Stay tuned for more suggestions and lesson ideas for using Novelty in future posts!

Friday, November 12, 2010

What do Questioning Strategies have to do with Expectations?

I've been researching questioning stategies recently.  It turns out that I'm learning a lot more than I thought I would.  As part of my research, I've come across some fantastic examples of questioning by math teachers.  These examples got me thinking about our expectations of students and how our questioning techniques reflect these expectations.

What do we expect from our students?  Do we expect them to wait for us to work through the problem for them? Or, do we expect students to think through problems on their own?  Do we expect students to communicate mathematically?

The way we question students is directly related to our expectations of them.  The questions we ask, or don't ask, imply our expectations.  The following examples demonstrate questioning strategies of teachers who expect students to think and communicate about thier learning.

Check out this masterful questioning of an Algebra student by David Cox.  He uses a series of questions to get his student past "I don't know how to do this."  How often have we heard that one?!  He helps the student focus on what they do know in order to answer the given problem.  His questioning techniques speak volumes of his expectation that the student do the thinking.  I would also guess that the student felt much more satisfaction and confidence at the end of conversation than they would have if David had worked the problem for them.

Tom Woodward's videos (see videos below) provide another example of excellent questioning in a math classroom.  This teacher is a master of facilitating mathematical discourse.  She continually requires the students to do the thinking and communicating about the problem they are solving.  What struck me was that whether the students were right or wrong in their thinking, the teacher never stopped asking questions to get them to communicate with each other.  At one point a student is speechless when asked a question by the teacher.  A few questions later, he is jumping right in with his thoughts.

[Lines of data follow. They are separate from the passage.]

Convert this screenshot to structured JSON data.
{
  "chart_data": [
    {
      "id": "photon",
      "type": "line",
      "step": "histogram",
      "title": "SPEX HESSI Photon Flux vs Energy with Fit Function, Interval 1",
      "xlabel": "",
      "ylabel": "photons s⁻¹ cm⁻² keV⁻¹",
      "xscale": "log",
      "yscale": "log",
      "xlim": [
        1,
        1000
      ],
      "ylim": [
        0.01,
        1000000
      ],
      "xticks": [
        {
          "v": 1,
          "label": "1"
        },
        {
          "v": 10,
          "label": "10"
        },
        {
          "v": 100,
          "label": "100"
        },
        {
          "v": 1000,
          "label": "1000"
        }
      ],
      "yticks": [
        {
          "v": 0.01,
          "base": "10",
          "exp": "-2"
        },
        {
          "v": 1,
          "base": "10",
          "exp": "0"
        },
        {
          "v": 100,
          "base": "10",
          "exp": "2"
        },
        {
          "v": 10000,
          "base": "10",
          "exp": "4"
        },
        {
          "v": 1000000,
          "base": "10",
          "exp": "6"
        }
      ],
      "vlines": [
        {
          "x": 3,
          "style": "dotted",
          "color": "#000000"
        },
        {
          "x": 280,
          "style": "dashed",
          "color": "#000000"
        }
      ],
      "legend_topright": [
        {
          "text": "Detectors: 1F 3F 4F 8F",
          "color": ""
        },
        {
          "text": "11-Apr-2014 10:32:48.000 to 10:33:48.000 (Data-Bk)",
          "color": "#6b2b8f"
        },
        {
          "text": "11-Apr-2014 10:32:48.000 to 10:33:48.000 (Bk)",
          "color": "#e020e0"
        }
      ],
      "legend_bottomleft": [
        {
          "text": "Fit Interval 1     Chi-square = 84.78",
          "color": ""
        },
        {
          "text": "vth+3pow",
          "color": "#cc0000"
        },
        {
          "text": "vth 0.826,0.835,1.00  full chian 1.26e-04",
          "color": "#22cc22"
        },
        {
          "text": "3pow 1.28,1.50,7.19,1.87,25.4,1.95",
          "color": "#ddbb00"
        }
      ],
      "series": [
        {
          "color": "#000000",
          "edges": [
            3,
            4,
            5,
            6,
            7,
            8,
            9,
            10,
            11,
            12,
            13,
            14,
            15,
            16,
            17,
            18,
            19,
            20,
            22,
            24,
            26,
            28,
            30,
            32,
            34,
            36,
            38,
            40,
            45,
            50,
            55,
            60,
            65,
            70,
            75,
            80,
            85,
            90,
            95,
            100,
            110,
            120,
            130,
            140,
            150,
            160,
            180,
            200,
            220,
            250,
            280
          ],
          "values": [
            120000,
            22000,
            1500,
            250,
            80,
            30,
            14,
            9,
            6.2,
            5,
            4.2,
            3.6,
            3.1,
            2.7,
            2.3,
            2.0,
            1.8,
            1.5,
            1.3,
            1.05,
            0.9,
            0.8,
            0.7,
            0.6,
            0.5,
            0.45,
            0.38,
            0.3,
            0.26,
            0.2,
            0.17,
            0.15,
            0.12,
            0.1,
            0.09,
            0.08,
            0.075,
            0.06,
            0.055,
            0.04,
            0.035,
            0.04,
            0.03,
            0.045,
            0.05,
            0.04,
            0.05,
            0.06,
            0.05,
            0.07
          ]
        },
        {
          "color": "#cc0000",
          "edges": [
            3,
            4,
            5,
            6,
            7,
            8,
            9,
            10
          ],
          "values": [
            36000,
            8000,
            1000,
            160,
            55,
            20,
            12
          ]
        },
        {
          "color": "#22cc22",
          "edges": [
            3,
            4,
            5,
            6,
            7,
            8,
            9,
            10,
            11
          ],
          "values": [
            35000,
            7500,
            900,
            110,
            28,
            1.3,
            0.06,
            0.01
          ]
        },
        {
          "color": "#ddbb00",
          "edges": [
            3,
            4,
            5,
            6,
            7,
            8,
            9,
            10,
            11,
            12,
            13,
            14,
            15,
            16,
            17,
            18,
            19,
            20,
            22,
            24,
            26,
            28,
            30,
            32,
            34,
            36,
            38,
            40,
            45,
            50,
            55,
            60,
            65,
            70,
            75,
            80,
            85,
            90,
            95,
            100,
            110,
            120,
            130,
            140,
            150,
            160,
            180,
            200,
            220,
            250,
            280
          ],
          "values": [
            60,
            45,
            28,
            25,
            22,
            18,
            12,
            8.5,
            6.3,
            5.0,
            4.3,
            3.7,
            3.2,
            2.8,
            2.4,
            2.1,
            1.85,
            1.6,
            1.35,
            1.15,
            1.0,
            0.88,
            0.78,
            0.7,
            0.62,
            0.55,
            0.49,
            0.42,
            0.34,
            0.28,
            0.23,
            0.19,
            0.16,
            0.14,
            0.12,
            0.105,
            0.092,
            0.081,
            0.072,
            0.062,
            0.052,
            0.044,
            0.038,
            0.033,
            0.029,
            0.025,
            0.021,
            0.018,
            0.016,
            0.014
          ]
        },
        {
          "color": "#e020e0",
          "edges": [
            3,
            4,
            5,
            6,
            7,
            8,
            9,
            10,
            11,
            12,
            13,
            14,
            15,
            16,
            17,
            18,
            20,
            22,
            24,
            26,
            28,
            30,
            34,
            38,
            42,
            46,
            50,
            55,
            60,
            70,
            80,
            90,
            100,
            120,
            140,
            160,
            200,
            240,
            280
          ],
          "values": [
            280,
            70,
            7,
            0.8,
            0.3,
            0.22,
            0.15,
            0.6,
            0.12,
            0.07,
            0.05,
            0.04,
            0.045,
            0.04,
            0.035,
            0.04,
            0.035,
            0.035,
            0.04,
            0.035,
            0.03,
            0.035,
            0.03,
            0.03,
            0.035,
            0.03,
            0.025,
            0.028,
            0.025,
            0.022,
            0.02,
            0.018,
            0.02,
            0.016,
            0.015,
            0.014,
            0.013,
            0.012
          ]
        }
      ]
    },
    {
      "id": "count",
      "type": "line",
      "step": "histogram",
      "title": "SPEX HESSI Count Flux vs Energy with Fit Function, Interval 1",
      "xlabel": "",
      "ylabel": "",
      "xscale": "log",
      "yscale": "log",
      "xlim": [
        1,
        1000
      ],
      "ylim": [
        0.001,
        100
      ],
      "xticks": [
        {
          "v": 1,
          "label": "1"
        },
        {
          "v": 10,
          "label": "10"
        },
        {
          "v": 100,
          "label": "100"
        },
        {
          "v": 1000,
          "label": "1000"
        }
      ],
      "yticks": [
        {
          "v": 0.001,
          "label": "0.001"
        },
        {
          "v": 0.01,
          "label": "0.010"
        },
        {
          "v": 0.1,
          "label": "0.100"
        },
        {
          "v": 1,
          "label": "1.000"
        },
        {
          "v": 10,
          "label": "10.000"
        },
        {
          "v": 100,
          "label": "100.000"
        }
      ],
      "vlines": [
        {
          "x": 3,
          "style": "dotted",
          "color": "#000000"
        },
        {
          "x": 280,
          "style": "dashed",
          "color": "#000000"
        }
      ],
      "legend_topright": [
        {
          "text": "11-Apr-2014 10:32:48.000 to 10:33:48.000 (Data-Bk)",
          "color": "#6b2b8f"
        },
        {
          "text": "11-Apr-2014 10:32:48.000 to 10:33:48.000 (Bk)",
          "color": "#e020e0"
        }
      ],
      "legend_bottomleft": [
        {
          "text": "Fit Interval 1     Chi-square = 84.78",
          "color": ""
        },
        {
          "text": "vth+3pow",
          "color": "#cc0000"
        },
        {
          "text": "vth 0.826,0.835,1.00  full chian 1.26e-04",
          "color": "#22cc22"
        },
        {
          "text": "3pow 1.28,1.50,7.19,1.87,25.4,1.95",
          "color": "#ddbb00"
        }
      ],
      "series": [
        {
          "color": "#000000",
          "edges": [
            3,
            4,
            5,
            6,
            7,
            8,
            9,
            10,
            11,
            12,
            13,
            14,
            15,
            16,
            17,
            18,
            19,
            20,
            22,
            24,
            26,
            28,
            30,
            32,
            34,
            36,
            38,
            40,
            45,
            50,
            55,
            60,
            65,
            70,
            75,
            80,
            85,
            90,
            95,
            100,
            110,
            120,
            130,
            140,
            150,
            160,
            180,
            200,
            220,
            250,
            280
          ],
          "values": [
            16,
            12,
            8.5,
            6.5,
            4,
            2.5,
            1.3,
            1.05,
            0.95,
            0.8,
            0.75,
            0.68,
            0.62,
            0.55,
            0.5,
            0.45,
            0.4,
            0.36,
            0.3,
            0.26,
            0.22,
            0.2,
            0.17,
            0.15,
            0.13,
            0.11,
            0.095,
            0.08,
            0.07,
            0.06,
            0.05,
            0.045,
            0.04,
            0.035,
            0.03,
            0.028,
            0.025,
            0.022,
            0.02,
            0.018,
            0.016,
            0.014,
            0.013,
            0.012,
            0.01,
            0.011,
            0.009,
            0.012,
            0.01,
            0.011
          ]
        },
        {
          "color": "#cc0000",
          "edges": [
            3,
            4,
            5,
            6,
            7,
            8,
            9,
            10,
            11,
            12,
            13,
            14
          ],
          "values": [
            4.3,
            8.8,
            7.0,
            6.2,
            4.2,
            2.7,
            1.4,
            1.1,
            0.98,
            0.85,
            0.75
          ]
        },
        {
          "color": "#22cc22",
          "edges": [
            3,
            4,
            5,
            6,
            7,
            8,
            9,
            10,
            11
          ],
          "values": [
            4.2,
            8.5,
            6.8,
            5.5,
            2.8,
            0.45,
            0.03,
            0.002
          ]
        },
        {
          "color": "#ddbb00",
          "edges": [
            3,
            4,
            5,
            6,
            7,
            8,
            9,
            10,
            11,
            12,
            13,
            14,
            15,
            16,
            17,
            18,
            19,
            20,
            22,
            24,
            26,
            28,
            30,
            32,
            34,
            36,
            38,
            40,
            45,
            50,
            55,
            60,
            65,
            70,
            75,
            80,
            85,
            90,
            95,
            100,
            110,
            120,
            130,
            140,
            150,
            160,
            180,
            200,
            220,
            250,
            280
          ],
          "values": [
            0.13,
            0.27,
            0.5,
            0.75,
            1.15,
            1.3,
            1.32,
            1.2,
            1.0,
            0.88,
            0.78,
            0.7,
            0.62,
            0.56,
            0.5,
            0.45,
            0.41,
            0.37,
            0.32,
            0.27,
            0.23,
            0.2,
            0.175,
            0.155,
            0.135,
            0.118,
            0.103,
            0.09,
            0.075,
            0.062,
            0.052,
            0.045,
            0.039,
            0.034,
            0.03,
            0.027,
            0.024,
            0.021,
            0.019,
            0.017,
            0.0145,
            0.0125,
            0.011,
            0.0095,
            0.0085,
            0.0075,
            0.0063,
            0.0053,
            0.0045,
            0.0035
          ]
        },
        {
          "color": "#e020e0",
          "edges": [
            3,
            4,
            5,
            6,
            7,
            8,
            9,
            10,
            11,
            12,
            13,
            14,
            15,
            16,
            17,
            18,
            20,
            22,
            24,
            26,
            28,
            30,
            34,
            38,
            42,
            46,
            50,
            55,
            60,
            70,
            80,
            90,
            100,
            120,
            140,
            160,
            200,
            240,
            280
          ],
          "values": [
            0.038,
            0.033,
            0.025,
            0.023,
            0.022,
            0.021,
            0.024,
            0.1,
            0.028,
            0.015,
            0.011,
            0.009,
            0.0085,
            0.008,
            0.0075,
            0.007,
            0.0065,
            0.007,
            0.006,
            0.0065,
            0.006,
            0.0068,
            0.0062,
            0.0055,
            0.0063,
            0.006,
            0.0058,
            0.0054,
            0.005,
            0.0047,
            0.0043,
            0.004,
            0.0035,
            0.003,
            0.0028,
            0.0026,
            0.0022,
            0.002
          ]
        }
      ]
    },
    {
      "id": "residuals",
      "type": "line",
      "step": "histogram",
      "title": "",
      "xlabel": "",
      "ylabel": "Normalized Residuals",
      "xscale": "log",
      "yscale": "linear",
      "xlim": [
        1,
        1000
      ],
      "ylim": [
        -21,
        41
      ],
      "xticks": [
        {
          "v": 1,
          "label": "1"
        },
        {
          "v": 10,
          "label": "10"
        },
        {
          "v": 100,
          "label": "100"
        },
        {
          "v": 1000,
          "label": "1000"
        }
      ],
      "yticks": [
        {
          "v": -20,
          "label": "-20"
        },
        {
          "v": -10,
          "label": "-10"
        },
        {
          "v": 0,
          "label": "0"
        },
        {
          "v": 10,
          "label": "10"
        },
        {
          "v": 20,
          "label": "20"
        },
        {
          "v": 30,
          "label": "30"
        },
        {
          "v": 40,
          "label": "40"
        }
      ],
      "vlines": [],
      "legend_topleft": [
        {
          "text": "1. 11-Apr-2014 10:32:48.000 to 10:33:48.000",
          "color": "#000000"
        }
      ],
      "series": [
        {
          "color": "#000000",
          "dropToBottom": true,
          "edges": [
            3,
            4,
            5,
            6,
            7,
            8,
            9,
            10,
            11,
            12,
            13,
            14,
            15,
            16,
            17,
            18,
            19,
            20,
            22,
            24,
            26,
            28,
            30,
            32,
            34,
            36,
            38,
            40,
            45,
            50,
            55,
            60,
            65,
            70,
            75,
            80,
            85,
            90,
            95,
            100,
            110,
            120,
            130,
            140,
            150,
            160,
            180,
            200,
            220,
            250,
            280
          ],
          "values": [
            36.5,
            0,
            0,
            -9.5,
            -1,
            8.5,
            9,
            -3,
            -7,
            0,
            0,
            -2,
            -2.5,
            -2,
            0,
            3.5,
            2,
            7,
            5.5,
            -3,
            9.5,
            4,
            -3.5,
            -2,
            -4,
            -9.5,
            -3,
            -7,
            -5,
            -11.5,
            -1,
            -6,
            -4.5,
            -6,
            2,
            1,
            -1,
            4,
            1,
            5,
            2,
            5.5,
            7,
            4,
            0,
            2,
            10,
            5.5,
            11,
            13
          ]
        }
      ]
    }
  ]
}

Here's the problem that is being solved by students in the following videos.  In his post, Tom said the teacher had the questions more clearly delineated.  I would also suggest reformatting the question before using it with students.

Math Questioning from Tom Woodward on Vimeo.

Refining Solutions from Tom Woodward on Vimeo.

The teacher in this video expected her students to discuss the problem among themselves.  Everything she did in her conversations with students indicated that expectation.  I noticed how excited the student's were about solving the problem.  They really seemed to be enjoying the process of problem solving.  Wouldn't we all love see students enjoying problem solving in math class?!

My take away from these examples is that we must align our expectations and our questioning techniques.  If we expect our students to problem solve and communicate mathematically, we should use questions to help guide the way rather than giving in and doing the thinking for them.